The concern about the recent spate of publicity surrounding the Australian painting is both the motivation behind the accusations as well as the reasoning backing them up. Some might argue that unfounded and rash statements may be a means of attracting global media attention. A number of years ago the Raelian cult group claimed to have created a human clone. This made headlines around the world. Eventually when no proof was ever produced, the claim was exposed as false. Similarly, it's short sighted and reckless to condemn an art work's authenticity without a thorough and proper evaluation. Especially when the doubts are based on stylistic concerns. And even more importantly when even these stylistic doubts are inconsistent among those condemning the work (Hilton claims the work is fashioned after Frans Hals or Eugene Delacroix while Daley claims that the painting is a fake, but clearly based on Van Gogh's own style).

Worse still is the consequences of these sorts of declarations.

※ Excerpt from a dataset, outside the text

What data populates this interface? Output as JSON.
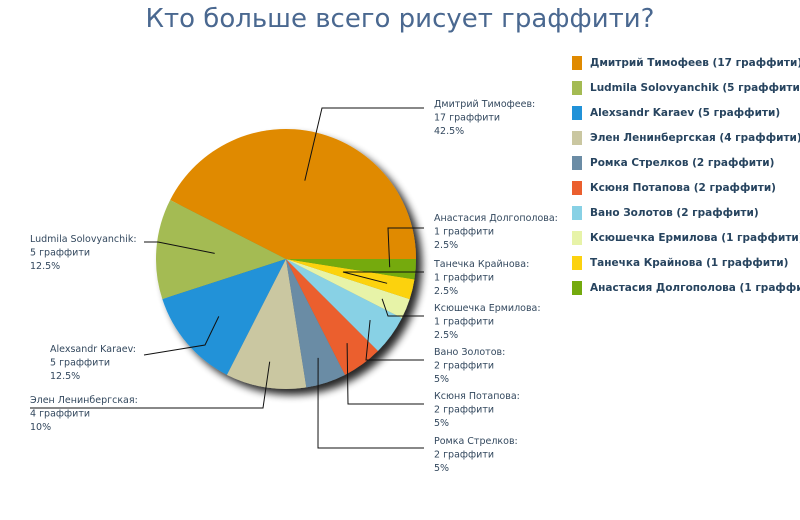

In 2000 Benoit Landais, an arts scholar, visited a Van Gogh exhibition in Martigny, Switzerland. Afterward he went to the press (in, what some have argued, was a quest for media attention) and condemned six of the 85 works in the exhibition as fakes. Not surprisingly, this attracted a good deal of publicity, much to the dismay of the exhibition's organizers as well as the owners of the works in question. In the end, none of the accused works was ever proven to be fake, but there has been speculation that private owners and museums may, in the years to come, become more reluctant to lend out works to various exhibitions if the result is that media-starved attention seekers cast a shadow of doubt upon their works. Ultimately, everyone loses.

Is Portrait of a Man a genuine Van Gogh or isn't it? It's true that this work is unusual in that it's the artist's only horizontal portrait (although there is some evidence to suggest that the work has been cropped and may not have been horizontal originally). It's also true that Van Gogh never mentioned the painting in his many letters, although this in itself isn't unusual in that many of Van Gogh's finest works (Farmhouse in Provence and Olive Grove, for example) were never mentioned in his letters. Furthermore, the curator of the Edinburgh exhibition, Martin Bailey, a Van Gogh specialist for decades, has defended the painting as genuine.

In the end, a balanced and reasonable exploration of this painting's authenticity cannot be undertaken until a proper study takes place. X-ray analyses (both diffraction and energy dispersive), laser-microspectral analysis as well as thin-layer chromatography are only a few of the methods of exploring the origins of an art work. Until such studies are undertaken any stylistic opinions, along with the accompanying condemnation and media frenzy, are misguided and irresponsible.